# Leash Pulling



## ndirishkmk (Jan 23, 2016)

More questions here after getting back from our nightly walk. Gipper is AWFUL on a leash. He pulls the entire time, causing me to cut the walks short because I can't handle his weight for a long walk. I've tried techniques that I've read about such as stopping and waiting til he comes back to me (he never does, just keeps the leash taut) or just turning around (he just runs and pulls the other way). I was wondering tonight if I was just walking too slowly, but when I sped up he just sped up too. I really want to run with him and think it would help a ton with his puppy energy, but it is just dangerous right now with his pulling and darting side to side in front of me. HELP!!


----------



## smp (Apr 27, 2016)




----------



## Charliethree (Jul 18, 2010)

The stopping and waiting until the dog eases the tension on the leash, works long run, but it takes a lot of consistency and patience, especially with a dog who has arrived with poor leash habits. Consider fitting him with a front clip harness such as a Sense-ation or Easy Walk, and clip the leash to both the ring on the front of the harness and the flat collar, as an aid to maintain control, while you teach him how to walk nicely on leash.

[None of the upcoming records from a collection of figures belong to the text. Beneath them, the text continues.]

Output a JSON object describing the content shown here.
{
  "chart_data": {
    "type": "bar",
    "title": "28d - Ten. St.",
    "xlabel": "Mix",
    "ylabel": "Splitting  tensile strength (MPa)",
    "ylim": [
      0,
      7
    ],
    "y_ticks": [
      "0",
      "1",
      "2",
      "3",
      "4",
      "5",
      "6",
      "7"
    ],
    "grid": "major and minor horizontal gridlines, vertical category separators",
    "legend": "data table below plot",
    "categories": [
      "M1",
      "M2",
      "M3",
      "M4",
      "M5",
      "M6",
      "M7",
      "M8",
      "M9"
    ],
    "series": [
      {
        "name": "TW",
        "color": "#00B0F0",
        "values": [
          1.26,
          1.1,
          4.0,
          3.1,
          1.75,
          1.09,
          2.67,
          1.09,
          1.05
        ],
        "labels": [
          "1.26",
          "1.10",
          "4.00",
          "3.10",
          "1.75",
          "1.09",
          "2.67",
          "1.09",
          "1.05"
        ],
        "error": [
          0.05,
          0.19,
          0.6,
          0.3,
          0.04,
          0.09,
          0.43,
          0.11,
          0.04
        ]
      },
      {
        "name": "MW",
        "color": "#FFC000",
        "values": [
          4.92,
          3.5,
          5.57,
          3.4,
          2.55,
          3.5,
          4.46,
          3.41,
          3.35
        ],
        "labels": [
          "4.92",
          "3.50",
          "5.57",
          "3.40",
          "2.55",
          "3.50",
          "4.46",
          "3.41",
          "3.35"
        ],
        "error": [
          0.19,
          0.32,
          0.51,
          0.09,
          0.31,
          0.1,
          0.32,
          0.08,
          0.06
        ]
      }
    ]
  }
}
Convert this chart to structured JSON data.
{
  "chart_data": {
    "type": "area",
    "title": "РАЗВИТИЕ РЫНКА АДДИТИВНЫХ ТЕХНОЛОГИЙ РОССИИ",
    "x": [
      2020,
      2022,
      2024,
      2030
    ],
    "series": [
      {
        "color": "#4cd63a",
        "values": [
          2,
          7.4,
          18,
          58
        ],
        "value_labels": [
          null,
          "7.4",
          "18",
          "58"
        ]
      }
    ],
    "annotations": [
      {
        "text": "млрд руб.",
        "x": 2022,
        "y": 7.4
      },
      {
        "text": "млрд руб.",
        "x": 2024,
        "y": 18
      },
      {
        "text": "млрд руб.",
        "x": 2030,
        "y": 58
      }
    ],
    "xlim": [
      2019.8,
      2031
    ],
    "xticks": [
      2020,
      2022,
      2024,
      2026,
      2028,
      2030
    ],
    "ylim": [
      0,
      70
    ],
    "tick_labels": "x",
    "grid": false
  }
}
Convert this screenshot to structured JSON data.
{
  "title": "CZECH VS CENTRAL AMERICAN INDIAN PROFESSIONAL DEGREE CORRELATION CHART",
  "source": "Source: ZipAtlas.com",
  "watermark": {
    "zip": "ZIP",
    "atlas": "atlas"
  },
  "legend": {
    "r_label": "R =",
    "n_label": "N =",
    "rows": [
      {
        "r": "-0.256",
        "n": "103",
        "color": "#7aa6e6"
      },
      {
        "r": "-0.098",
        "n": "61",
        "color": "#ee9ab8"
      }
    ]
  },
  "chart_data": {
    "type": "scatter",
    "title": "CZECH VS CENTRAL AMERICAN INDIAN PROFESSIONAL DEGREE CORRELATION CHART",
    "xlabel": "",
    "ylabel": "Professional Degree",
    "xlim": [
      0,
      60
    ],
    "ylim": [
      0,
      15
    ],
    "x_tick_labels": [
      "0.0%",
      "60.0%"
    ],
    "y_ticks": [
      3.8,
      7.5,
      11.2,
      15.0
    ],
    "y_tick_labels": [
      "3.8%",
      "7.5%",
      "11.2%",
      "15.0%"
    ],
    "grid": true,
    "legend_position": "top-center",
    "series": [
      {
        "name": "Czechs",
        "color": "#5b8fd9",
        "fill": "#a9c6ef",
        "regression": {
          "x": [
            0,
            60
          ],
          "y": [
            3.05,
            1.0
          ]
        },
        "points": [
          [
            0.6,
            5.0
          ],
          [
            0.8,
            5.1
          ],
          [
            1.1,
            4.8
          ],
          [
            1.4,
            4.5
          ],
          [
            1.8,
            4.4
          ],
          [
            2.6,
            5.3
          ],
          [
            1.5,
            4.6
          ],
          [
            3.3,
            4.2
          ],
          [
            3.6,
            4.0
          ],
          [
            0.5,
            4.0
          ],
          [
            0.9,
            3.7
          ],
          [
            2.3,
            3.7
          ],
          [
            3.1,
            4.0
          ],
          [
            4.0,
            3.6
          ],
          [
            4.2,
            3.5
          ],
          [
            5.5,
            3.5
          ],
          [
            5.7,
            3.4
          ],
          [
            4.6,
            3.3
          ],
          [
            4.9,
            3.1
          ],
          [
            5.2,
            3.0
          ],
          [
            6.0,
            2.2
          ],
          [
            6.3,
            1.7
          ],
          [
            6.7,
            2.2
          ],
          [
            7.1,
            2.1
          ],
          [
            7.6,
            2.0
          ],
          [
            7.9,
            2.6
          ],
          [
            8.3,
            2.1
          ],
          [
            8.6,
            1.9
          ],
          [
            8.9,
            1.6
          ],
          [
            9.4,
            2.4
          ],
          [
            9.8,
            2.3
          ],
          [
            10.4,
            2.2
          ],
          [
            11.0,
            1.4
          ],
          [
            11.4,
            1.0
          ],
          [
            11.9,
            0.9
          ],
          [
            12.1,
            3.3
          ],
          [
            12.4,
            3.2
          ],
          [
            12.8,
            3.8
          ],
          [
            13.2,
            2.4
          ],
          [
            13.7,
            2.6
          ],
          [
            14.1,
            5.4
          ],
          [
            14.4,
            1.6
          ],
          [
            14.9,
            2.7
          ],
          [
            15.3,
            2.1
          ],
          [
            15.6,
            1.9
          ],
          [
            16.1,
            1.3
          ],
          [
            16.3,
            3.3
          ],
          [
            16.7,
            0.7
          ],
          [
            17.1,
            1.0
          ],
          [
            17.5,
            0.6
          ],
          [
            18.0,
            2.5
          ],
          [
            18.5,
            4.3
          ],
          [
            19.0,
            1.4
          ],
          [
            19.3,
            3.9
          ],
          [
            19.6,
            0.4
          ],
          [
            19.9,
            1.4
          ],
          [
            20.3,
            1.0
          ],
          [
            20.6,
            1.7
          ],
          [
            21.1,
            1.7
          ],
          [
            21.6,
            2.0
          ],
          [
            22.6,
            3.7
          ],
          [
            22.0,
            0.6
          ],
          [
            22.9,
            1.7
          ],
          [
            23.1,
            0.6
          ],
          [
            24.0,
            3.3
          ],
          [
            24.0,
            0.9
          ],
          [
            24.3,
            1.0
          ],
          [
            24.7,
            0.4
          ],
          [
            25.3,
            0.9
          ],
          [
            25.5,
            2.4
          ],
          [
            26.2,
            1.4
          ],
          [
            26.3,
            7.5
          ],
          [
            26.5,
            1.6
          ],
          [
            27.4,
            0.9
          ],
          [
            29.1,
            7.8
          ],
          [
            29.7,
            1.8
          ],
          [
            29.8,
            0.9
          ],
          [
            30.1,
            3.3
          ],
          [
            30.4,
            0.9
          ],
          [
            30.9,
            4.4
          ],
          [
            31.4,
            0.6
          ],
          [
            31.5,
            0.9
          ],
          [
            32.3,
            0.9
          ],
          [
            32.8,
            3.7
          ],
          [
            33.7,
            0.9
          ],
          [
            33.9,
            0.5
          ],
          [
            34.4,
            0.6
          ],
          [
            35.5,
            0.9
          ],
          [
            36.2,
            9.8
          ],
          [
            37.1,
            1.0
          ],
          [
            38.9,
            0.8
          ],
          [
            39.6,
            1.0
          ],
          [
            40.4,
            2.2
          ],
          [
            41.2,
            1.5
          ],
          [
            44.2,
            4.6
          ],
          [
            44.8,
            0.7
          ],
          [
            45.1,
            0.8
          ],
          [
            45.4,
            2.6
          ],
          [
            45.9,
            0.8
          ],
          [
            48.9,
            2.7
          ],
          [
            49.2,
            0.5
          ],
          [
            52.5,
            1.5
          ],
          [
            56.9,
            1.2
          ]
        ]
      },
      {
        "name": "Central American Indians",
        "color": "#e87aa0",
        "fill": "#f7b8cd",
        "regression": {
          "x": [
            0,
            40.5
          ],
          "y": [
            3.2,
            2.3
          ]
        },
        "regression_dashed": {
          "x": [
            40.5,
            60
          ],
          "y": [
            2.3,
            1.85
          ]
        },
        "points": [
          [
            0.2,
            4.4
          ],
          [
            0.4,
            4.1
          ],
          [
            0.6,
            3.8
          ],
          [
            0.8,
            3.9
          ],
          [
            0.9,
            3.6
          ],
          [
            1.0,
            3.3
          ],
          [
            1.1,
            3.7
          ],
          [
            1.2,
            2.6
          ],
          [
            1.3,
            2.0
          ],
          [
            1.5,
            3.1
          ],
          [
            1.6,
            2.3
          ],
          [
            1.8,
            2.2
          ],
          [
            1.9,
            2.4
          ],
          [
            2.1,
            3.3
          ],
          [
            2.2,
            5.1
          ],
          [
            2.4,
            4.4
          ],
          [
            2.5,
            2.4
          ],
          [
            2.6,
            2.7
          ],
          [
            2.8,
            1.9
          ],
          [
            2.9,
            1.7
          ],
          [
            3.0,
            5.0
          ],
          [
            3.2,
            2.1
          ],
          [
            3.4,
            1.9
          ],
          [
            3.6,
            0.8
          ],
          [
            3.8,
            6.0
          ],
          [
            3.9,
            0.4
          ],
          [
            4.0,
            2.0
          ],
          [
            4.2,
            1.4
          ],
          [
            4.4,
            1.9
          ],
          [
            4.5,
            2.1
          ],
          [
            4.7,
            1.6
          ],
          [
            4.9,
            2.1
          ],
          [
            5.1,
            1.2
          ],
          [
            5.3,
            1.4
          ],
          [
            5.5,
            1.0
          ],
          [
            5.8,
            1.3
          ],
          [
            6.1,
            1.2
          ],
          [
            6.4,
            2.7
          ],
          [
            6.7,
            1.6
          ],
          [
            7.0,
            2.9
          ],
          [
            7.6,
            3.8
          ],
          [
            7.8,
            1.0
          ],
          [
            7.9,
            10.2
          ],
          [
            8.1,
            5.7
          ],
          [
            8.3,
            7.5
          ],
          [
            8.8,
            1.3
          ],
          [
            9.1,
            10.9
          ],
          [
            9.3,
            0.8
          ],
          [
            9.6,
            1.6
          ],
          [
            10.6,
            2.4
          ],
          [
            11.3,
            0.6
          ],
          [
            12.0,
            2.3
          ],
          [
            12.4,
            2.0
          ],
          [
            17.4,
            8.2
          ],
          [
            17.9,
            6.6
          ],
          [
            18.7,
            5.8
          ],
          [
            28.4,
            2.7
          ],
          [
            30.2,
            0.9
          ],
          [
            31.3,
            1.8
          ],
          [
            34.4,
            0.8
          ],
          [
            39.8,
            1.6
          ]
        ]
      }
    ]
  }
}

One of the first steps to teaching good leash walking skills is to teach our dogs that is very worth their while to pay attention to us, not only at home but out in the real world. If our dog is 'checking in' with us frequently, and looking to us for direction, they are less to be distracted by other things which can cause them to pull on leash. 
http://www.clickertraining.com/files/auto-eye-contact.pdf

We also want to ensure that on walks our dogs get plenty of ' be a dog' time, to sniff and investigate 'their world', satisfy their curiosity and instinct to smell, see and 'read the news', and learn about their world. Which is mentally stimulating for them, allows them to use their minds and tire themselves out.


----------